BAŞKAN Sayın Oluç...
TURAN AYDOĞAN (İstanbul) Bile bile
yanlış yaptınız Başkanım. Sayın
Başkanım, böyle bir şey yapamazsınız,
yapamazsınız!
BAŞKAN Sayın Oluça söz verdim, bir tamamlasın.
Buyurun Sayın Oluç.
VI.-
AÇIKLAMALAR (Devam)
57.-
İstanbul Milletvekili Hakkı Saruhan
Oluçun, Genel Kurul görüşmelerinde politik tartışma yapmaya
özen gösterilmesi gerektiğine, kişisel hakaretin ve kişilik
haklarına saldırının kabul edilemeyeceğine
ilişkin açıklaması
HAKKI SARUHAN OLUÇ (İstanbul) Sayın
Başkan, sayın vekiller
KAMİL OKYAY SINDIR (İzmir)
Çoğunluğunuzla beraber küfredersiniz bir daha.

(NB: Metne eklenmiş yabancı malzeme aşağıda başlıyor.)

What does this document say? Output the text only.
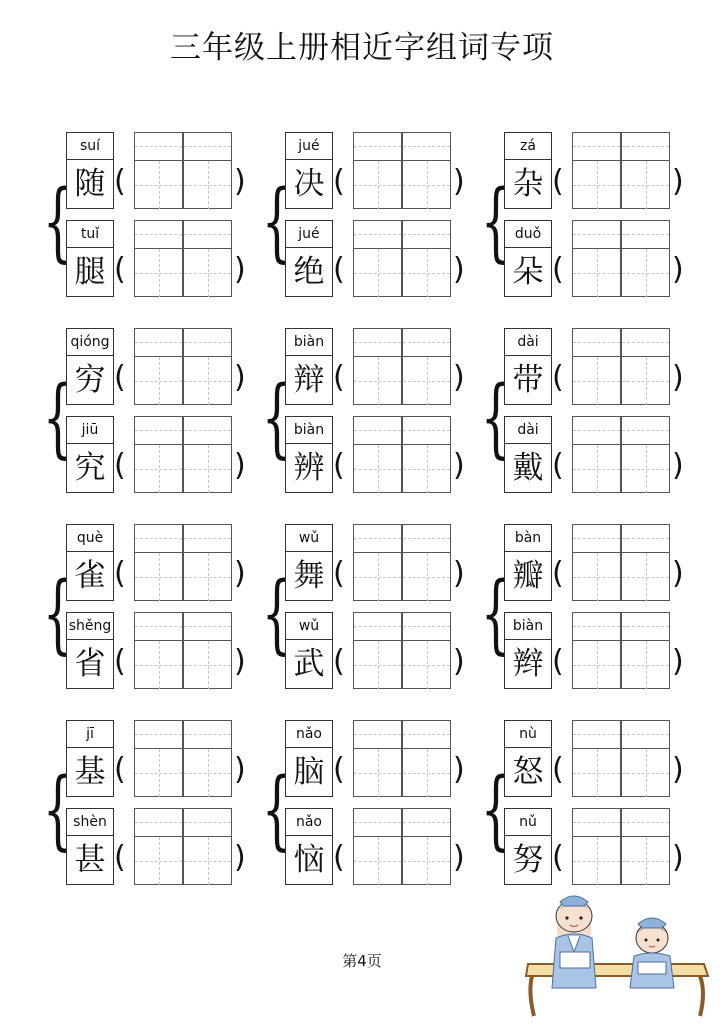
三年级上册相近字组词专项
{
suí
随 (	)
tuǐ
腿 (	) {
jué
决 (	)
jué
绝 (	) {
zá
杂 (	)
duǒ
朵 (	)
{
qióng
穷 (	)
jiū
究 (	) {
biàn
辩 (	)
biàn
辨 (	) {
dài
带 (	)
dài
戴 (	)
{
què
雀 (	)
shěng
省 (	) {
wǔ
舞 (	)
wǔ
武 (	) {
bàn
瓣 (	)
biàn
辫 (	)
{
jī
基 (	)
shèn
甚 (	) {
nǎo
脑 (	)
nǎo
恼 (	) {
nù
怒 (	)
nǔ
努 (	)
第4页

SÜLEYMAN BÜLBÜL (Aydın) Koro hâlinde, koro
hâlinde
Adalet mi bu ya? Küfredecek ondan sonra da devam edecek. Sayıyla
adalet mi olur? El kaldırmayla adalet mi olur?
KAMİL OKYAY SINDIR (İzmir) Sosyal medya
sansürü pratiği mi yapıyorsunuz burada?
HAKKI SARUHAN OLUÇ (İstanbul) Sayın
Başkan, sayın vekiller
Sayın Başkan, susturursanız
konuşma hakkımı kullanayım.
BAŞKAN Buyurun Sayın Oluç.
HAKKI SARUHAN OLUÇ (İstanbul) - Teşekkür
ederim.
Şimdi, bu Mecliste bugüne kadar çeşitli
sert tartışmalar oldu, çeşitli hakaretamiz kelimeler
kullanıldı, küfürler kullanıldı. Her seferinde, bu tür
olaylar yaşandığı zaman aklıselim bir çözüm bulabilmek
için Grup Başkan Vekilleri olarak toplandık ve her seferinde de bir
çözüm mutlaka bulundu. Bu sefer de bir çözüm bulunduğu zannıyla o
odadan dışarı çıktık ama herhangi bir çözüm
bulunmadığı ve oy çokluğuyla içeride
konuşulanların karşısında
(AK PARTİ ve CHP milletvekillerinin
birbirlerinin üzerine yürümeleri, gürültüler)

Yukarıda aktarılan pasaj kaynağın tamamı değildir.